How can anyone not read with concern Justice Saxe's report of the new “batting average” metric relating to dissenting opinions recently imposed upon members of the First Department judiciary for purposes of re-certification? David Saxe, Chief Judge's Inquiry Into Dissents Intrudes on Judicial Independence, NYLJ (1/23/19) (“When David Saxe, then age 74, wanted to continue as an associate justice at the Appellate Division, First Department, he was asked for his batting average.”)

The “batting-average” metric is computed by examining the performance of a dissenting opinion: if the dissent was adopted by the Court of Appeals, whether by affirmance or reversal, then the dissent was meritorious. If the dissent was ignored, then it was an unnecessary waste of the court system's time. The dissent “batting-average” rationale imposed upon our intermediate appellate courts in New York is computed using the devil's arithmetic; it is flawed and dangerous.

First, the optics: The ability to dissent assures and is proof of, an independent judiciary. Rolando T. Acosta, presiding justice, Appellate Division, First Department, recently wrote in the NYLJ that “dissents are often beneficial, in part because they provide the public with a window through which to view the checks and balances that serve as the foundation of our democracy, and they give a voice to those who hold minority views. (“Iron Sharpens Iron: The Value of Dissent, and Collegiality, in Appellate Courts,” 1/11/19). 

Second, the utility: A dissenting opinion alongside a majority opinion shows why the law is not settled. In Bryan A. Garner's (et al), The Law of Judicial Precedent, p. 192 (Thomson-Reuters 2016), the reader is cautioned as follows: “Dissents can be important so it's dangerous to say that they're legally irrelevant and you can safely skip them.”

Justice Scalia wrote that “[t]he most important internal effect of a system permitting dissents and concurrences is to improve the majority opinion. Antonin Scalia, The Dissenting Opinion, 1994 J. SUP. CT. HIST. 33, 41 (1994). The dissent provides the next-tier court with the opportunity to dispose of the questions raised by the dissenter and therefore give crystallization to the issues decided.

Just a few years ago, David B. Saxe reminded the bar that “an intermediate appellate court should be a place where the legal issues in a case can be thrashed out in clear opposing writings.” Riding the Learning Curve as a New Appellate Division Judge, 88 N.Y. St. B.J. 45 (February 2016), at 46. Justice Acosta's rhetorical question should serve as a reminder of the profound negative impact of the recent actions of the “new sheriff.” The question is this: “If chief judges and presiding justices were to seek to silence dissenting opinions, what would that say about the value of speaking out in a democracy?” (“Iron Sharpens Iron,” supra.)

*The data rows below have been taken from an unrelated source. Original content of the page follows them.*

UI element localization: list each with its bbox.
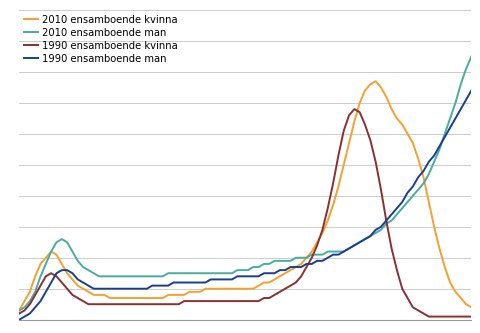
Legend: 2010 ensamboende kvinna, 2010 ensamboende man, 1990 ensamboende kvinna, 1990 ens: 2010 ensamboende kvinna, 2010 ensamboend… (22, 13, 180, 66)
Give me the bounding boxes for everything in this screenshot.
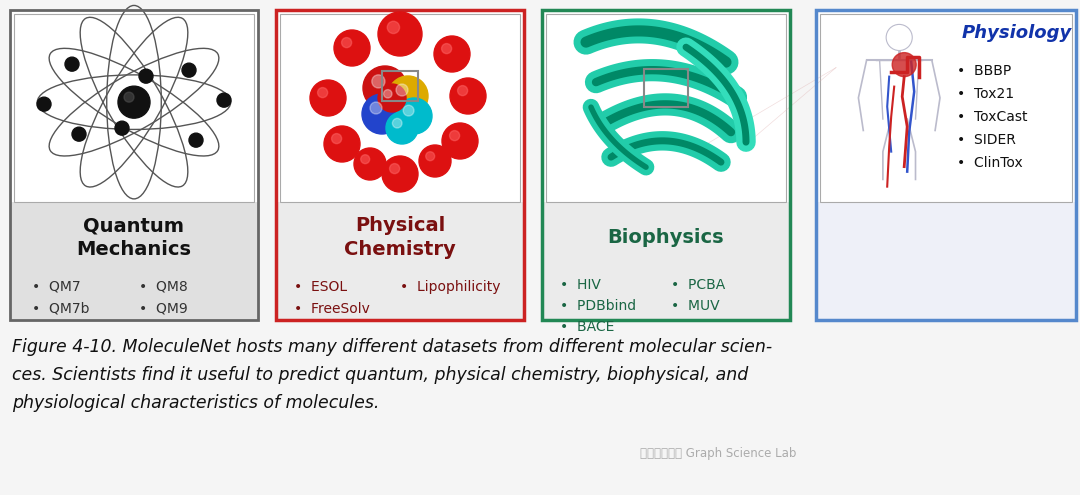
Circle shape — [442, 44, 451, 53]
Text: •  ClinTox: • ClinTox — [957, 156, 1023, 170]
Bar — [644, 69, 688, 107]
Circle shape — [396, 98, 432, 134]
Bar — [816, 10, 1076, 202]
Bar — [14, 14, 254, 202]
Circle shape — [189, 133, 203, 147]
Circle shape — [114, 121, 129, 135]
Text: •  QM8: • QM8 — [139, 280, 188, 294]
Text: •  BBBP: • BBBP — [957, 64, 1011, 78]
Circle shape — [434, 36, 470, 72]
Circle shape — [370, 102, 382, 114]
Bar — [276, 10, 524, 320]
Circle shape — [362, 94, 402, 134]
Text: Quantum
Mechanics: Quantum Mechanics — [77, 216, 191, 259]
Text: Biophysics: Biophysics — [608, 228, 725, 247]
Text: •  BACE: • BACE — [561, 320, 615, 334]
Circle shape — [37, 97, 51, 111]
Circle shape — [217, 93, 231, 107]
Circle shape — [378, 84, 406, 112]
Bar — [542, 202, 789, 320]
Text: •  PCBA: • PCBA — [671, 278, 725, 292]
Text: Figure 4-10. MoleculeNet hosts many different datasets from different molecular : Figure 4-10. MoleculeNet hosts many diff… — [12, 338, 772, 356]
Text: •  MUV: • MUV — [671, 298, 719, 313]
Circle shape — [332, 134, 341, 144]
Text: •  QM7b: • QM7b — [32, 302, 90, 316]
Bar — [276, 202, 524, 320]
Bar — [10, 10, 258, 202]
Circle shape — [382, 156, 418, 192]
Text: physiological characteristics of molecules.: physiological characteristics of molecul… — [12, 394, 379, 412]
Circle shape — [388, 76, 428, 116]
Bar — [276, 10, 524, 202]
Circle shape — [383, 90, 392, 98]
Circle shape — [403, 105, 414, 116]
Bar — [10, 202, 258, 320]
Text: ces. Scientists find it useful to predict quantum, physical chemistry, biophysic: ces. Scientists find it useful to predic… — [12, 366, 748, 384]
Text: •  ToxCast: • ToxCast — [957, 110, 1027, 124]
Circle shape — [318, 88, 327, 98]
Text: •  QM9: • QM9 — [139, 302, 188, 316]
Bar — [542, 10, 789, 202]
Circle shape — [139, 69, 153, 83]
Circle shape — [426, 152, 434, 161]
Circle shape — [392, 118, 402, 128]
Circle shape — [354, 148, 386, 180]
Text: Physiology: Physiology — [961, 24, 1071, 42]
Text: •  QM7: • QM7 — [32, 280, 81, 294]
Circle shape — [449, 131, 460, 141]
Circle shape — [372, 75, 384, 88]
Circle shape — [72, 127, 86, 141]
Circle shape — [334, 30, 370, 66]
Circle shape — [442, 123, 478, 159]
Circle shape — [341, 38, 352, 48]
Circle shape — [124, 92, 134, 102]
Bar — [546, 14, 786, 202]
Text: •  ESOL: • ESOL — [294, 280, 347, 294]
Bar — [280, 14, 519, 202]
Bar — [820, 14, 1072, 202]
Circle shape — [65, 57, 79, 71]
Circle shape — [118, 86, 150, 118]
Circle shape — [388, 21, 400, 34]
Bar — [816, 10, 1076, 320]
Circle shape — [419, 145, 451, 177]
Text: •  Tox21: • Tox21 — [957, 88, 1014, 101]
Circle shape — [378, 12, 422, 56]
Circle shape — [386, 112, 418, 144]
Text: •  Lipophilicity: • Lipophilicity — [400, 280, 500, 294]
Text: •  HIV: • HIV — [561, 278, 600, 292]
Text: •  PDBbind: • PDBbind — [561, 298, 636, 313]
Circle shape — [458, 86, 468, 96]
Circle shape — [324, 126, 360, 162]
Circle shape — [183, 63, 195, 77]
Circle shape — [361, 155, 369, 164]
Circle shape — [310, 80, 346, 116]
Text: 图科学实验室 Graph Science Lab: 图科学实验室 Graph Science Lab — [640, 446, 796, 459]
Bar — [816, 202, 1076, 320]
Text: •  FreeSolv: • FreeSolv — [294, 302, 369, 316]
Circle shape — [363, 66, 407, 110]
Circle shape — [892, 52, 916, 77]
Circle shape — [450, 78, 486, 114]
Text: •  SIDER: • SIDER — [957, 134, 1015, 148]
Text: Physical
Chemistry: Physical Chemistry — [345, 216, 456, 259]
Bar — [382, 71, 418, 101]
Bar — [10, 10, 258, 320]
Bar — [542, 10, 789, 320]
Circle shape — [396, 84, 408, 96]
Circle shape — [390, 163, 400, 174]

As Justice Scalia pointed out, “Even the most successful of our dissenters—Oliver Wendell Holmes, who acquired the sobriquet 'The Great Dissenter'—had somewhat less than 10 percent of his dissenting views ultimately vindicated by later overruling. Most dissenters are much less successful than that.” “The Dissenting Opinion,” supra, at 37.

The “batting-average” metric is indicative of nothing. For the sake of judicial independence; for the sake of public confidence; and, for the sake of future guidance, the appellate division must continue in its capacity as the center stage for significant legal debate, independently.

Joseph Nohavicka is one of the name attorneys at Pardalis and Nohavicka. He focuses on employment, commercial, insurance, ethics, criminal and general appellate work.